Despite their empirical success, neural network classifiers remain difficult to interpret. In softmax-based models, class regions are defined implicitly as solutions to systems of inequalities among logits, making them difficult to extract and visualize. We introduce Partition of Unity Neural Networks (PUNN), an architecture in which class probabilities arise directly from a learned partition of unity, without requiring a softmax layer. PUNN constructs $k$ nonnegative functions $h_1, \ldots, h_k$ satisfying $\sum_i h_i(x) = 1$, where each $h_i(x)$ directly represents $P(\text{class } i \mid x)$. Unlike softmax, where class regions are defined implicitly through coupled inequalities among logits, each PUNN partition function $h_i$ directly defines the probability of class $i$ as a standalone function of $x$. We prove that PUNN is dense in the space of continuous probability maps on compact domains. The gate functions $g_i$ that define the partition can use various activation functions (sigmoid, Gaussian, bump) and parameterizations ranging from flexible MLPs to parameter-efficient shape-informed designs (spherical shells, ellipsoids, spherical harmonics).
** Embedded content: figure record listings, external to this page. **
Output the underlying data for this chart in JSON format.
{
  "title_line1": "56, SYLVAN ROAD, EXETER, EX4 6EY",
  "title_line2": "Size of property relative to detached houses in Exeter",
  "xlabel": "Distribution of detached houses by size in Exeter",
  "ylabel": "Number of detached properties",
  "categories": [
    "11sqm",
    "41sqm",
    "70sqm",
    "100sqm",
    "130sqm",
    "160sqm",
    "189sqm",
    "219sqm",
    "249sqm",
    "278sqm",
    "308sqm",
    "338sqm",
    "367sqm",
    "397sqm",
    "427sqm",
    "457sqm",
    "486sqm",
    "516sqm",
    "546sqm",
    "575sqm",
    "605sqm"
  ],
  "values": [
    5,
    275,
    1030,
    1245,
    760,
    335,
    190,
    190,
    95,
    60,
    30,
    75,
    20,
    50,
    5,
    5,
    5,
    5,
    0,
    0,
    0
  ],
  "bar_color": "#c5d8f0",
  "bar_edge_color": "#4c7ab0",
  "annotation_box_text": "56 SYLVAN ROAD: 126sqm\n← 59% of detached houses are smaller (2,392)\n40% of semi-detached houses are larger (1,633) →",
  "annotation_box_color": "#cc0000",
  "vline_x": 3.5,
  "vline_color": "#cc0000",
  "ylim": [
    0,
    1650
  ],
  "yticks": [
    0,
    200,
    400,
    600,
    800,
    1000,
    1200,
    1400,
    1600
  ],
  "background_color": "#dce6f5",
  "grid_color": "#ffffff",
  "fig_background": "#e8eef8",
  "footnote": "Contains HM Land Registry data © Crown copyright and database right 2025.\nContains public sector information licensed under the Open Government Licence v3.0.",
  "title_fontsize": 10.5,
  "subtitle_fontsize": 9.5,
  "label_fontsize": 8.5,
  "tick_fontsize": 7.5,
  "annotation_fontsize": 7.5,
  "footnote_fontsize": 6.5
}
Experiments on synthetic data, UCI benchmarks, and MNIST show that PUNN with MLP-based gates achieves accuracy within 0.3--0.6\% of standard multilayer perceptrons. When geometric priors match the data structure, shape-informed gates achieve comparable accuracy with up to 300$\times$ fewer parameters. These results demonstrate that interpretable-by-design architectures can be competitive with black-box models while providing transparent class probability assignments.